La Banque mondiale est depuis longtemps partenaire de la Tunisie pour soutenir ses efforts visant à préserver et à mieux gérer ses ressources en eau. La Banque a fourni à la fois une assistance technique et un soutien financier pour toute une série de projets liés à l’eau

Conclusion :
Alors que les communautés mondiales s’efforcent de répondre à la combinaison de la croissance démographique, de la sécheresse et des pénuries d’eau, le dessalement s’avère être la meilleure solution au problème. Jusqu’à récemment, le dessalement était utilisé presque exclusivement par les pays désertiques riches, comme l’Arabie saoudite, Israël, les Émirats arabes unis, Oman, Qatar, etc. Aujourd’hui, le besoin d’un approvisionnement supplémentaire en eau devient critique dans de nombreuses autres régions du monde, comme l’Australie et le Brésil, dans toutes les régions du monde. Il existe actuellement plus de 17.000 usines de dessalement actives dans 150 pays, et cette capacité mondiale devrait doubler au cours de la prochaine décennie.

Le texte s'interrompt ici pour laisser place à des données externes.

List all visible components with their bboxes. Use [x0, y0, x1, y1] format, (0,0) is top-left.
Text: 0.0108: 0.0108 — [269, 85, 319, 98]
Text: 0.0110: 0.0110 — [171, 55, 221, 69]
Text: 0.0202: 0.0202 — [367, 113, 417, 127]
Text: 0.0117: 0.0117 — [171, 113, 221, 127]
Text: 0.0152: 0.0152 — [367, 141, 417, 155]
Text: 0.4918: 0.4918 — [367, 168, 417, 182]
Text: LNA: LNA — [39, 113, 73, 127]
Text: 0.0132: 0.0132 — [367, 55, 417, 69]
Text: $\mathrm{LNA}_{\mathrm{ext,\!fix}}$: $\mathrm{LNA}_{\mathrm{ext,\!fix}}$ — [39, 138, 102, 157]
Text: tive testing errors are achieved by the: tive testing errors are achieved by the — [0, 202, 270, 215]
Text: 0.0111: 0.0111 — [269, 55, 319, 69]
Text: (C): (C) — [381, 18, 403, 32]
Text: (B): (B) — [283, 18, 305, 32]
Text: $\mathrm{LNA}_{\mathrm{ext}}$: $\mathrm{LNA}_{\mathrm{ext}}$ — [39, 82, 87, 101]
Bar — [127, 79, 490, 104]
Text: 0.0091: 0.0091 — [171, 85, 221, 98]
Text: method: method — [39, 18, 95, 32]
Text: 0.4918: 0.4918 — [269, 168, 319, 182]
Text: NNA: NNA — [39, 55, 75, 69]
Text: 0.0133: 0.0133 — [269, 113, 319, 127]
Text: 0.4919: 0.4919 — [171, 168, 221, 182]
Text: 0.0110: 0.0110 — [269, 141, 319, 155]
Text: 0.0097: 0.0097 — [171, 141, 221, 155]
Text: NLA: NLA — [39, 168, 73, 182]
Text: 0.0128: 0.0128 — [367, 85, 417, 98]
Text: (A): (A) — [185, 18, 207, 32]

Le monde ne peut que bénéficier de la poursuite du dessalement pour lutter contre la pénurie d’eau dans le monde.
Les pays de la région du Maghreb : Le Maroc, l’Algérie et la Tunisie ont des situations différentes en ce qui concerne l’eau. Chaque pays a des caractéristiques propres en matière de ressources en eau et un historique de la gestion de l’eau. Ils partagent un certain nombre de similitudes qui constituent une bonne base de généralisation. En effet, la rareté de l’eau devient un sérieux problème qui affecte le développement de ces pays. La croissance démographique et l’urbanisation, l’industrialisation et le tourisme, la diminution des précipitations et la fréquence accrue des sécheresses augmentent la pression sur les ressources. Les modes d’utilisation et les prélèvements d’eau actuels ne sont pas durables. Les trois pays n’ont donc pas le choix. Ils doivent faire une rupture décisive avec les politiques et les pratiques de gestion du passé pour adopter une approche globale du secteur de l’eau qui soit économiquement, socialement et écologiquement durable.
La situation de vulnérabilité aux fluctuations des précipitations devrait s’aggraver d’ici 2030 et 2050 en raison du changement climatique prévu, qui entraînera une augmentation des conditions d’aridité et de stress hydrique.
Les premières études disponibles au Maroc, en Algérie et en Tunisie indiquent que sans méthodes d’adaptation, le changement climatique aura des impacts négatifs sur le développement de l’agriculture : baisse de la productivité, baisse des revenus, mais aussi augmentation du risque agricole ou modification des équilibres territoriaux.
Dans les années à venir, la manière dont les états du Maghreb réagiront au stress hydrique et dont ils combleront le fossé entre les citoyens ayant accès à l’eau potable et ceux qui en sont privés, aura une incidence sur la légitimité des gouvernements et la stabilité sociale.
Il sera essentiel de s’adapter aux réalités du changement climatique, de mobiliser des acteurs extérieurs pour financer ces projets et de renforcer l’expertise locale.